El primer triste. Las ciencias, como la Medicina. La Sanidad. Gratuita, excelente, solidaria con los enfermos de otros países de América Latina y África. Mentira triste y cochina. En los hospitales cubanos, la anestesia es gratuita, el problema es que "por culpa del bloqueo gringo", no hay existencias de anestésicos. Salvo que puedas pagarlos, que sí los hay. Las operaciones de vista gratuitas a los enfermos venezolanos que al presidente Chávez, deja a los cubanos en la calle. Eso no es ciencia, es propaganda barata. Los cirujanos del Hospital Hermanos Ameijeiras tienen que piratear películas en DVD para poder comer, complementando los 30 euros que ganan al mes. Me contaba la doctora Serrato que los cubanos estaban en la vanguardia de la atención primaria. Y nada queda de eso. Sólo profesores corrompidos y sobornables y facultades a las que sólo acuden los pocos adictos al régimen, o los hipócritas que pagan el tributo de doblar la cerviz. Pura tristeza también de la Educación.

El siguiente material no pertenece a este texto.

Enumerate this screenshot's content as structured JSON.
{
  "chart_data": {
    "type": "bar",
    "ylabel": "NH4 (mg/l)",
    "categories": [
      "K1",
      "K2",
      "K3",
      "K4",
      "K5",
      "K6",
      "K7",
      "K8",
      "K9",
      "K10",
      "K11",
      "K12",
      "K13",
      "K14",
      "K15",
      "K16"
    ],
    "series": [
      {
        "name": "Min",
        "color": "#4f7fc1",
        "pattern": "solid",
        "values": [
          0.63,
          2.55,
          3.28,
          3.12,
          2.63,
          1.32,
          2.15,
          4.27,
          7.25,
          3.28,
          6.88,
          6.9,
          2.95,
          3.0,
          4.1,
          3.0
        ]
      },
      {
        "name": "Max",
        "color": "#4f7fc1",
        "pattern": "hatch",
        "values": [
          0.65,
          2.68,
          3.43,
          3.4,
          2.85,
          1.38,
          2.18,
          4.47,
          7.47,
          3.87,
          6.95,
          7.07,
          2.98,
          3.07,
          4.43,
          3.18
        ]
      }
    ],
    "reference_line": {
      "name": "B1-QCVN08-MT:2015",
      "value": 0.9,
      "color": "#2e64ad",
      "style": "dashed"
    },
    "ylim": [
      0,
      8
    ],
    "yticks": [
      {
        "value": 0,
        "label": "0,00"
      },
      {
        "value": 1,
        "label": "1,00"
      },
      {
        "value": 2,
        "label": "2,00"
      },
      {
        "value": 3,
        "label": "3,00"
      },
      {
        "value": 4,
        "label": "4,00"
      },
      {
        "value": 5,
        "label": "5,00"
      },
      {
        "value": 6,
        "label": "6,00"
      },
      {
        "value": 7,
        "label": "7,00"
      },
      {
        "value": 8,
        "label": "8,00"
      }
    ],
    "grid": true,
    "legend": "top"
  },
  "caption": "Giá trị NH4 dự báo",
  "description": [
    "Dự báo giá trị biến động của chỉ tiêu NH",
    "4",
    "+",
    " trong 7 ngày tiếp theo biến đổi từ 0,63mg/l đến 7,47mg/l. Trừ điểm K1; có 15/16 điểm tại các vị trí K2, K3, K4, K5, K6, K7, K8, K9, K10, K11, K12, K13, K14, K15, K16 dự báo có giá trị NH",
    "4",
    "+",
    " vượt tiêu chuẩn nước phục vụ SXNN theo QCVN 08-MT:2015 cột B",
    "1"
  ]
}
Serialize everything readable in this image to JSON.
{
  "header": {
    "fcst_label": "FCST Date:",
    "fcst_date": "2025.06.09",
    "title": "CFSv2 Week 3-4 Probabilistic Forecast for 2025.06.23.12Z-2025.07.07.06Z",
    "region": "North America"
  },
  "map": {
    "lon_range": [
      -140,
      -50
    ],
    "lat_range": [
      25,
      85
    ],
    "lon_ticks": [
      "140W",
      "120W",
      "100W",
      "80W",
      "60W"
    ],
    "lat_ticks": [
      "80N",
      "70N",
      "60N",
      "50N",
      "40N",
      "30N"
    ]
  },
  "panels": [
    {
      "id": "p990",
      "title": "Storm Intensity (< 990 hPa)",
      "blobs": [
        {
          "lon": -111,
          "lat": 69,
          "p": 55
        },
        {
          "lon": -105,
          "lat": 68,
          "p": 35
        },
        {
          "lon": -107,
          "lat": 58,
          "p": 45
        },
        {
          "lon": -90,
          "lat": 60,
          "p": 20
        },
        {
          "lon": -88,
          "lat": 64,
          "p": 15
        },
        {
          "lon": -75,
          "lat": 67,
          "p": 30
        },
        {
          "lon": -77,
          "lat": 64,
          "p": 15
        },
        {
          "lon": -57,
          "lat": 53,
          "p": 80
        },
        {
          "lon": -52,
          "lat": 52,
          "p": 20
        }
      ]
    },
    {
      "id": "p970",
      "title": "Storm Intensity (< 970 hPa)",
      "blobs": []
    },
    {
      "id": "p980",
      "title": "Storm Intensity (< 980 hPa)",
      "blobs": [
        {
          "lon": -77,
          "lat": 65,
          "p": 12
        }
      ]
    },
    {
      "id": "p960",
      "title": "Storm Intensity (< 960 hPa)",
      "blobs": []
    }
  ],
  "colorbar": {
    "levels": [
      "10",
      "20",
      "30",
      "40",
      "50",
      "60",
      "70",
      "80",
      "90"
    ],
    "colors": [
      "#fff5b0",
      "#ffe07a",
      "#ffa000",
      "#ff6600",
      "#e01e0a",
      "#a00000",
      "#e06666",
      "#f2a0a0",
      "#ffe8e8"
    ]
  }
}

Una educación famosa por su seriedad, su calidad y la valía de hombres y mujeres allí formados. Los profesores infantiles son incluso más baratos. Más que un bocadillo. 5 pesos, 90 puntos. 20 pesos, 100 puntos. Sobre 100. Hojear el libro de historia cubana es tanto como mirar los enormes y continuos carteles propagandísticos que pueblan la calle. Abajo el imperio gringo, culpable de todos los males de Cuba. triste.
Tercera parada. La alimentación. Desnutrición, miseria, falta de higiene, vómito incontenible. Los niños sólo tienen derecho a leche hasta los siete años. ¿A partir de entonces? Se supone que ya han crecido. Quizás por eso las niñas de 15 años se comportan como rameras de cuarenta.
El segundo triste. La cultura. La de los escritores malditos y exiliados, bailarines que no tienen qué comer, deportistas en la miseria. Que salen para no volver. Jorge Esquivel se perdió en Italia, incapaz de seguir bailando la danza de los discursos maratonianos de Castro Ruz. El sufrimiento de Lydia Cabrera, Cabrera Infante o Reinaldo Arenas, su soledad y su tristeza.
El tercer triste. La Sociedad. Maldita. El hambre que les cala los huesos les agudiza el ingenio. Los vuelve cínicos y traicioneros. La falta absoluta de principios éticos es un lastre que dejaron en el camino para poder comer. El cubano odia al cubano, la sociedad no existe, sólo individuos contaminados tristes, aunque sonrían. Las jineteras, o la pena más allá de la tristeza. Chavales de 20 años que venden a su novia de 19 por 20 dólares. Ni siquiera al mejor postor. Españoles, canadienses, franceses, como locos por follar tranquilos mientras la policía les protege, liberándoles del peso del templo virgen que profanan. Sin tristeza. Farlopa pa' la tropa.
La imagen de los tres tigres tristes, el infierno. Lo que le espera a un país cuyos habitantes han perdido la esperanza de un mundo mejor, no respetan al estado, ni a su vecino, ellos mismos, ni sus hijos. Si hoy mismo cayera la Revolusión, la total falta de principios éticos de unos habitantes con el caracter ajado por el hambre lo devoraría todo.
La Revolución (que no nació comunista) tuvo su razón de ser. Hoy, todo se ha acabado todo. A los cubanos les queda una caja sonriente de enormes dientes. Con cuatro colmillos afilados, venenosos y tristes.
No queda nada más, sólo ir, como cerró Cabrera a contar "al mundo, con la vergüenza de los que lo han apoyado hasta el amargo final, el horror de su régimen".